Estreito, seu traçado foi desenhado como um braço de rio, serpenteado por moradas outrora indígenas. Essa arquitetura longa e fina a mantém até hoje livre de ruídos e fumaças de ônibus superlotados. A cidade nasceu assim, banhada por águas calmas e caminhos tortuosos. 

Ao abrir a sacada, os sons de gentes e pássaros preenchem a quietude de sua manhã e o sol subverte a geometria dos prédios, invadindo ângulos. Em confinamento, cada detalhe da casa é como se fosse uma extensão de seu corpo. Estreita como a rua, transita nela até seu oásis de plantas ao fundo. Espera o anoitecer. Espera que algo de novo aconteça. 

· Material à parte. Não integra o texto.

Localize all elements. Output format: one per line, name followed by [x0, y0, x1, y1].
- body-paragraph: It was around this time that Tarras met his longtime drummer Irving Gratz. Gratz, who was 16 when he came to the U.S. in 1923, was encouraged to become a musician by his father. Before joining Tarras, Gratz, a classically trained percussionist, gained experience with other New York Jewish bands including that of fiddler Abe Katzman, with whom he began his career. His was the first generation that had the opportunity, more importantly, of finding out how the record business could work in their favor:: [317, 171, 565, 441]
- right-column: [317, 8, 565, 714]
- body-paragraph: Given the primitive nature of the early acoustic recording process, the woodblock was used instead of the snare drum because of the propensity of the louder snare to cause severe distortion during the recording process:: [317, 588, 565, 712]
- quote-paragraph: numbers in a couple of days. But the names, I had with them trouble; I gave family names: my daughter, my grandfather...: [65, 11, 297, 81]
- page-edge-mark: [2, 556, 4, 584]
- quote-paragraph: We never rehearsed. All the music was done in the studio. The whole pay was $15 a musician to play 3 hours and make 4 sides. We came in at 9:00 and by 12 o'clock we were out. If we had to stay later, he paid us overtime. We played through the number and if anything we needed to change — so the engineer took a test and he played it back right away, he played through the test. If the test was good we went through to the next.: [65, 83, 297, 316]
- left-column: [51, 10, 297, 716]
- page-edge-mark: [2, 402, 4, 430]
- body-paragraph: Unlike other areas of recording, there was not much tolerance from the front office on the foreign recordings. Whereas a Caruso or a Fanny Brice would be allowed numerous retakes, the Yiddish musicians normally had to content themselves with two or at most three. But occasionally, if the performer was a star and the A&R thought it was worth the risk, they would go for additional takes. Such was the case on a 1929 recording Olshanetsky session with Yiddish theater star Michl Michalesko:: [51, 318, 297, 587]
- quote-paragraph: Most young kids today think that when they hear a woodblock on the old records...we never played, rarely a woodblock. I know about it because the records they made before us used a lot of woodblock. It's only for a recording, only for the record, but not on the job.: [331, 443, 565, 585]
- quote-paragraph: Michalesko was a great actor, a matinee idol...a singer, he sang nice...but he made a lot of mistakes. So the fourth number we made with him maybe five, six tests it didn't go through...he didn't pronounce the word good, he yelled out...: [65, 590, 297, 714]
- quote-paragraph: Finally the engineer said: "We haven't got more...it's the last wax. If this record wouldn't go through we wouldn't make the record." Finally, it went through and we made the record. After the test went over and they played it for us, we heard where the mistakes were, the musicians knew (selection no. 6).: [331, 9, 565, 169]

A lua cheia esparrama sua luz na rua iluminando de um jeito todo especial aquele prédio vizinho, quase centenário. Não havia reparado como ele era bonito com seus detalhes, simples mas com um acabamento da época em que prédios eram assim – baixos e com uma pitada de arte.  

De repente, outros sons. Desafinados e com ritmos diversos, aumentam paulatinamente até engolir a rua como uma sinfonia anárquica.  Chegara a hora de se juntar ao cortejo. Estavam ali seus instrumentos. Esticou os braços e alcançou a colher de pau e a panela velha, escolhida a dedo. Não estava sozinha.”